Many folks are celebrating the 50th Anniversary of Earth Day, and many of us remember it. Based on my own experiences (watching a Louisiana Pacific logging show in the Roaring River drainage on the Mt. Hood) it seems that we (in our neck of the proverbial woods, that is National Forests) have come a long way in the last 50 years.
Somewhere along the line, in the last 50 years, “The Environment” became a thing. In some organizations, it found a separate home from those engaged in otherwise doing stuff, that is, stuff that might hurt the environment. In the 90’s there was an effort to yard up all research on “environmental problems” from different agencies and create a new National Institute of the Environment. But does it make sense to divorce “environmental” concerns from research on the human activities that produce environmental problems? Could that lead to talking past each other, “othering”, and so on?

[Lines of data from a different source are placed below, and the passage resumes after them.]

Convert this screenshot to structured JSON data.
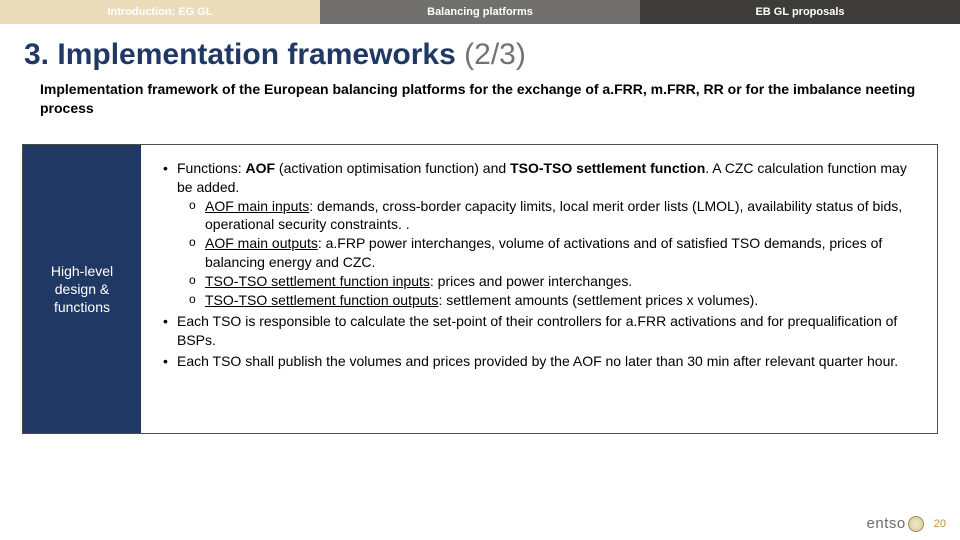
{
  "tabs": [
    {
      "label": "Introduction: EG GL",
      "bg": "#ebdcb9"
    },
    {
      "label": "Balancing platforms",
      "bg": "#71706e"
    },
    {
      "label": "EB GL proposals",
      "bg": "#3d3c3a"
    }
  ],
  "title_main": "3. Implementation frameworks ",
  "title_paren": "(2/3)",
  "subtitle": "Implementation framework of the European balancing platforms for the exchange of a.FRR, m.FRR, RR or for the imbalance neeting process",
  "box_left": "High-level design & functions",
  "bullets": {
    "b1_pre": "Functions: ",
    "b1_bold1": "AOF",
    "b1_mid1": " (activation optimisation function) and ",
    "b1_bold2": "TSO-TSO settlement function",
    "b1_post": ". A CZC calculation function may be added.",
    "b1s1_label": "AOF main inputs",
    "b1s1_text": ": demands, cross-border capacity limits, local merit order lists (LMOL), availability status of bids, operational security constraints. .",
    "b1s2_label": "AOF main outputs",
    "b1s2_text": ": a.FRP power interchanges, volume of activations and of satisfied TSO demands, prices of balancing energy and CZC.",
    "b1s3_label": "TSO-TSO settlement function inputs",
    "b1s3_text": ": prices and power interchanges.",
    "b1s4_label": "TSO-TSO settlement function outputs",
    "b1s4_text": ": settlement amounts (settlement prices x volumes).",
    "b2": "Each TSO is responsible to calculate the set-point of their controllers for a.FRR activations and for prequalification of BSPs.",
    "b3": "Each TSO shall publish the volumes and prices provided by the AOF no later than 30 min after relevant quarter hour."
  },
  "logo_text": "entso",
  "page_number": "20",
  "colors": {
    "title": "#203864",
    "title_paren": "#767171",
    "box_left_bg": "#203864"
  }
}
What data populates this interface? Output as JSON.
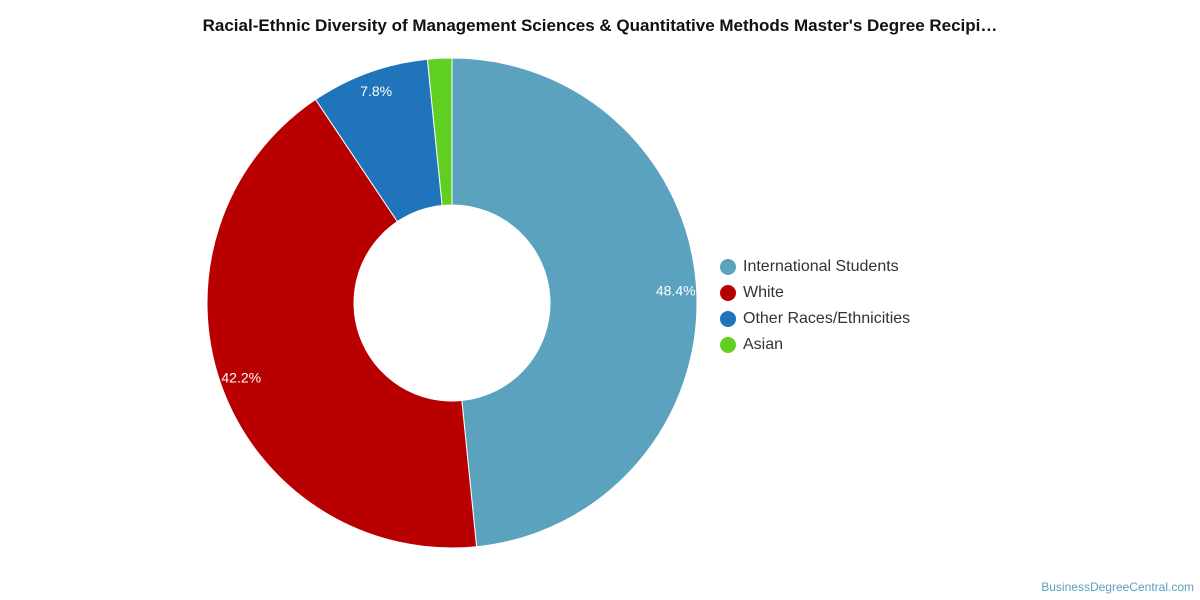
{
  "chart_data": {
    "type": "pie",
    "title": "Racial-Ethnic Diversity of Management Sciences & Quantitative Methods Master's Degree Recipi…",
    "categories": [
      "International Students",
      "White",
      "Other Races/Ethnicities",
      "Asian"
    ],
    "values": [
      48.4,
      42.2,
      7.8,
      1.6
    ],
    "labels": [
      "48.4%",
      "42.2%",
      "7.8%",
      ""
    ],
    "colors": [
      "#5ba2be",
      "#b90000",
      "#1f74bb",
      "#5fd022"
    ],
    "donut": true,
    "legend_position": "right"
  },
  "footer": {
    "source": "BusinessDegreeCentral.com"
  }
}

The human activities include producing food, buildings, energy, products and so on. Certainly there are people in each group who work on and are concerned about the environment. For example, when I worked at USDA in research, there were the “Sustainable Agriculture” folks (which is not to say that the other research areas were “unsustainable agriculture.”) In our own humble world, we can look within departments and see people who have different views and perspectives on environmental choices.
It’s hard to imagine a human activity that doesn’t impact the environment. It seems to me that the effort is to work together to minimize the impacts by considering the social, economic and ecological consequences of alternatives, not just “no, don’t do that.” And environmental issues are complex and reasonable people and groups can disagree. For example, EDF is working on reducing methane from oil and gas, while other environmental groups think we should just get rid of oil and gas. It seems to me that somehow concern for the environment has gotten spliced into partisan rancor and hate. People are always explaining to me that that’s the fault of the Republicans, but it might be the fault of the internet (needs to provoke people to click for ad revenue, anger promotes clicking), or the demise of classified ads making the media more partisan and less interested in seeing both sides. I honestly don’t care who started it. I just don’t think we need it, and it’s not helping.

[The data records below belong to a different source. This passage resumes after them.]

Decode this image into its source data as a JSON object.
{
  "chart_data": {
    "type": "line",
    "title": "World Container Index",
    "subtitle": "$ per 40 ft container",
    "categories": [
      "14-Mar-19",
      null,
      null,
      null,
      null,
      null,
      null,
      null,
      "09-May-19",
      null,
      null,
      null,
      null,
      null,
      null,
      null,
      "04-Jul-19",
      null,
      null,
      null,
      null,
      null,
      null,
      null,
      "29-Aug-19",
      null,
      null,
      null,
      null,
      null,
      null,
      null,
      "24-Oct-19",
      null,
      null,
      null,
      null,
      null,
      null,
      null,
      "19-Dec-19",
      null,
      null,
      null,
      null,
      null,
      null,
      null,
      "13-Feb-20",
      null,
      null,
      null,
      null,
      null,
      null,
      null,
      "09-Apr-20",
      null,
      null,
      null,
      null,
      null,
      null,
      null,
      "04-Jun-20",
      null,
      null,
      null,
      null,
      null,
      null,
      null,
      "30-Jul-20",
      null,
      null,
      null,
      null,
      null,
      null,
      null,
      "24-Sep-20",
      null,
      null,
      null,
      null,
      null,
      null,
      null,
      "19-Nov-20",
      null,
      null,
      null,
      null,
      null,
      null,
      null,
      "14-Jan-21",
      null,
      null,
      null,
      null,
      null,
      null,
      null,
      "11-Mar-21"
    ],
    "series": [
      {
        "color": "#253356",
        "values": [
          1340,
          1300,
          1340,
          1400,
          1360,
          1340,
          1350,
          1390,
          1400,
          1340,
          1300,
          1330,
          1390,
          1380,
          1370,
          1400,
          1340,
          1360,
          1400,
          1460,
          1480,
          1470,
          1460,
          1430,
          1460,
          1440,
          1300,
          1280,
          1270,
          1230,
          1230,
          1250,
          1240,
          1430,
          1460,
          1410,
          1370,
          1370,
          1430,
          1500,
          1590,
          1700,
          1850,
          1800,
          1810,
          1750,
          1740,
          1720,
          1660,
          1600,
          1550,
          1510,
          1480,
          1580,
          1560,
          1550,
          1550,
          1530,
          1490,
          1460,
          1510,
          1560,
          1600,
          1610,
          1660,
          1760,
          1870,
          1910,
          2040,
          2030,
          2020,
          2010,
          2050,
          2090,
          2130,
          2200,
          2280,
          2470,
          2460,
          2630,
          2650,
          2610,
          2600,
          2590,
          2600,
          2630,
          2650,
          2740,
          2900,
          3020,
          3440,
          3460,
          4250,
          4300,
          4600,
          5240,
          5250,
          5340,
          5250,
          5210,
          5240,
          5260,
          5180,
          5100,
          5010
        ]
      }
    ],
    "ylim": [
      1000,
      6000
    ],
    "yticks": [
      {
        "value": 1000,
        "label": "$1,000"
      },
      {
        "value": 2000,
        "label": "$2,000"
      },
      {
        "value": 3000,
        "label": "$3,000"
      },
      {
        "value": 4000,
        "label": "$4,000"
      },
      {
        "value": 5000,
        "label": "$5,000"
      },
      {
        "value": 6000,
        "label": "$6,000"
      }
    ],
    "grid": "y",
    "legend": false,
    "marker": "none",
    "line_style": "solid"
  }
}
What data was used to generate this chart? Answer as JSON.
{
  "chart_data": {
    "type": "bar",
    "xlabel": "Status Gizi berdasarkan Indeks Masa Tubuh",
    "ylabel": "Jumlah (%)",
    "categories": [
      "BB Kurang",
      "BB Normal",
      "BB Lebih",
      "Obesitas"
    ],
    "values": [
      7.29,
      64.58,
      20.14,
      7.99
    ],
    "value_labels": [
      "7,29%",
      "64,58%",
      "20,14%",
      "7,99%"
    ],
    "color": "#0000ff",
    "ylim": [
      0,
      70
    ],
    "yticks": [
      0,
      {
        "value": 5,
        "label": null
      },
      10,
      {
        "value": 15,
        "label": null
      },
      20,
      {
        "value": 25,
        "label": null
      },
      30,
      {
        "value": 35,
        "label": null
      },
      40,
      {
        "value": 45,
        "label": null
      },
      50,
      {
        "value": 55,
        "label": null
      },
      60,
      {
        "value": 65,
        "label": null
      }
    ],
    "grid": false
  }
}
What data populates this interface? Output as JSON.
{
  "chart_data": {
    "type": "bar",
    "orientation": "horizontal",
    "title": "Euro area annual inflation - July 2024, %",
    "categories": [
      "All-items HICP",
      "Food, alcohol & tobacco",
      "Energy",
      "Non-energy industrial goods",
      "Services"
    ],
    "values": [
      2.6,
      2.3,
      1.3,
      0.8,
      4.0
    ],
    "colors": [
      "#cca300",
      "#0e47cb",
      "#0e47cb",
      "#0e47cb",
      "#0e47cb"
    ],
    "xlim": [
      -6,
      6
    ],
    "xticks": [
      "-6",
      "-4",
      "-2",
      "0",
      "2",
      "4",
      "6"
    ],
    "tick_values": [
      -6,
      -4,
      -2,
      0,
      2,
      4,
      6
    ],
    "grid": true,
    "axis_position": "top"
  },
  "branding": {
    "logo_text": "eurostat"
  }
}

Anyway, this Earth Day, I’d like to give a shout out to our some folks that seem mostly unsung and unseen, and invisible in many forums this Earth Day. Natural resource professionals – fisheries, wildlife, forestry, watershed, and all the rest. Folks who work for the feds, the states, other governments and the private sector. We depend on your professionalism and care for much of what happens on our land, at the earthiest of the Earth level. Thank you all!
Well stated. I agree with you.
James Watt was pre-internet.
(Someone pointed out recently that “Happy Good Friday” was an inappropriate greeting. After what we’ve done to the Earth, “Happy Earth Day” feels kind of the same.)

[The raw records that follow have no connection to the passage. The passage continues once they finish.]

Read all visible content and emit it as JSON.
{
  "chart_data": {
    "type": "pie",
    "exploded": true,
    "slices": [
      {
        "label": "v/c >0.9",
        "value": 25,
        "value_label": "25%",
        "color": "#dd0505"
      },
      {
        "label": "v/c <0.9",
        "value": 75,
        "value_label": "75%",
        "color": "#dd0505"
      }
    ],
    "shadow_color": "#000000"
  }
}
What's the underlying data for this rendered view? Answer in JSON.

Michael Moore created his latest documentary called “Planet of the Humans” which he released for Earth Day. I don’t normally like everything put into his films, but this was the best one he has ever done EVER. It’s sobering how there really are no solutions and the average person has been conned into believing in these schemes. Watch all the way to the end of the credits where they check back with people and organizations they dealt with. seriously, all the way to the end.
Also more good interview videos where Moore discusses this documentary with the guy who narrates it.
Wow, what a shocking surprise. Well no not really. Nothing like calling for censorship to protect, coddle and cuddle your own favoured biased brand of Science.